Anggota DPR: Kami Merasa Berdosa RUU Perlindungan Data Pribadi Belum Tuntas
Dugaan kebocoran data pribadi penduduk Indonesia dari BPJS Kesehatan tak terlepas dari lemahnya regulasi yang mengatur perlindungan data.
Penulis: Chaerul Umam
Editor: Sanusi
Laporan Wartawan Tribunnews.com, Chaerul Umam
TRIBUNNEWS.COM, JAKARTA - Dugaan kebocoran data pribadi penduduk Indonesia dari BPJS Kesehatan tak terlepas dari lemahnya regulasi yang mengatur perlindungan data.
Padahal, sudah beberapa kali masa persidangan, DPR dan pemerintah belum juga menuntaskan Rancangan Undang-Undang Perlindungan Data Pribadi (RUU PDP).
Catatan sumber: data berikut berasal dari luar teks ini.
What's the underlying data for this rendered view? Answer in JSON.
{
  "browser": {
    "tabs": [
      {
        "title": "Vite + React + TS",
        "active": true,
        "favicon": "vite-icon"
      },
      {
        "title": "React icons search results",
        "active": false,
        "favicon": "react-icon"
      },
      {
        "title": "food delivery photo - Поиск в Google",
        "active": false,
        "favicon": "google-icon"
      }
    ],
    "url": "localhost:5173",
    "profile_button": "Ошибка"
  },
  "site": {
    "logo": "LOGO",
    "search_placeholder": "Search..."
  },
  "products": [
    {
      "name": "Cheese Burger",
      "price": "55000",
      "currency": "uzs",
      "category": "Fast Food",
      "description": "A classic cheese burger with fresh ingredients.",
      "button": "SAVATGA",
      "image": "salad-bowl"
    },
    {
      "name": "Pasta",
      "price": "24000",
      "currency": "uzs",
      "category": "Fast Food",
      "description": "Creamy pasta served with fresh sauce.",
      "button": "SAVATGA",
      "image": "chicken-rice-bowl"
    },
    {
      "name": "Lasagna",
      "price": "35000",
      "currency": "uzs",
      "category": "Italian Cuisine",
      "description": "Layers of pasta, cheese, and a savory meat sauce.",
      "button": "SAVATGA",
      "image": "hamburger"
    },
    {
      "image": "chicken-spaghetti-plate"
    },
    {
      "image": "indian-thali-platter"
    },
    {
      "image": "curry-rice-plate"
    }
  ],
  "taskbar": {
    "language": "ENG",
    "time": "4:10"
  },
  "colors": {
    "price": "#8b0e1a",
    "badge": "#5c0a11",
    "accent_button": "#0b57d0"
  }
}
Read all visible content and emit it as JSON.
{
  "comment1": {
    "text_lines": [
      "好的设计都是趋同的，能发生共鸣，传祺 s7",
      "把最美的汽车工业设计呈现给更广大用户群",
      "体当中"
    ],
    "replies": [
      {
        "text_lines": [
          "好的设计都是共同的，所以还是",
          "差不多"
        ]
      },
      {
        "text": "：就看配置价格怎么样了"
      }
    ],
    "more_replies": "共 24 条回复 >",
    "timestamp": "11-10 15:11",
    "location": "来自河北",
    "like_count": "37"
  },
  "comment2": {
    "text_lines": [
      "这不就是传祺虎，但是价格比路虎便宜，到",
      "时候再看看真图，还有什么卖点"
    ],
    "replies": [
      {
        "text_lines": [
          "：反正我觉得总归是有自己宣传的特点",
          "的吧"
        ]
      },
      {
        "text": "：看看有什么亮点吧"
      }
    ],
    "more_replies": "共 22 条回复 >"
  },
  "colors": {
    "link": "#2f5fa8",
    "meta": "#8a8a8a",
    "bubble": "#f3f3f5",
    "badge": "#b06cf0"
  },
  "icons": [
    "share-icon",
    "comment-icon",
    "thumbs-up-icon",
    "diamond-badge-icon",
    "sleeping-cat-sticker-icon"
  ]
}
Baca juga: Projo: Kebocoran Data Nasabah BPJS Kesehatan Mencoreng Muka Pemerintah
"Makanya kami juga di DPR kami merasa berdosa, sudah tiga kali masa persidangan dalam prolegnas yang lalu belum tuntas-tuntas ini RUU PDP ini, Perlindungan Data Pribadi," kata Anggota Komisi I DPR Effendi Simbolon, dalam diskusi Polemik bertajuk 'Darurat Perlindungan Data Pribadi', Sabtu (29/5/2021).
Politikus PDI Perjuangan menyebut, ada tarik menarik kepentingan dalam pembahasan RUU PDP.
Pertama, terkait data pribadi yang bersifat elektronik atau data non-elektronik.
Kedua hak subjek data dan kewajiban pengendali data.
Baca juga: Polisi Usut Kebocoran Data, BPJS Kesehatan Minta Masyarakat Jangan Panik
Ketiga pelanggaran dan sanksinya, keempat otoritas independen pengawasan perlindungan data pribadi.
"Ini karena masalah masalah tarik-menarik, siapa yang bertanggung jawab seperti ini apakah nanti pihak yang akan terkena ataukah siapa dan seterusnya, masih berkutat pada empat hal ini," ujarnya.
Effendi mengungkapkan, dalam draf RUU PDP, tidak ada Undang-Undang lex specialis mengenai data pribadi, semuanya lex generalis.
Bahkan, lanjut dia, Undang-Undang itu tersiratnya hanya ada sanksi dan denda.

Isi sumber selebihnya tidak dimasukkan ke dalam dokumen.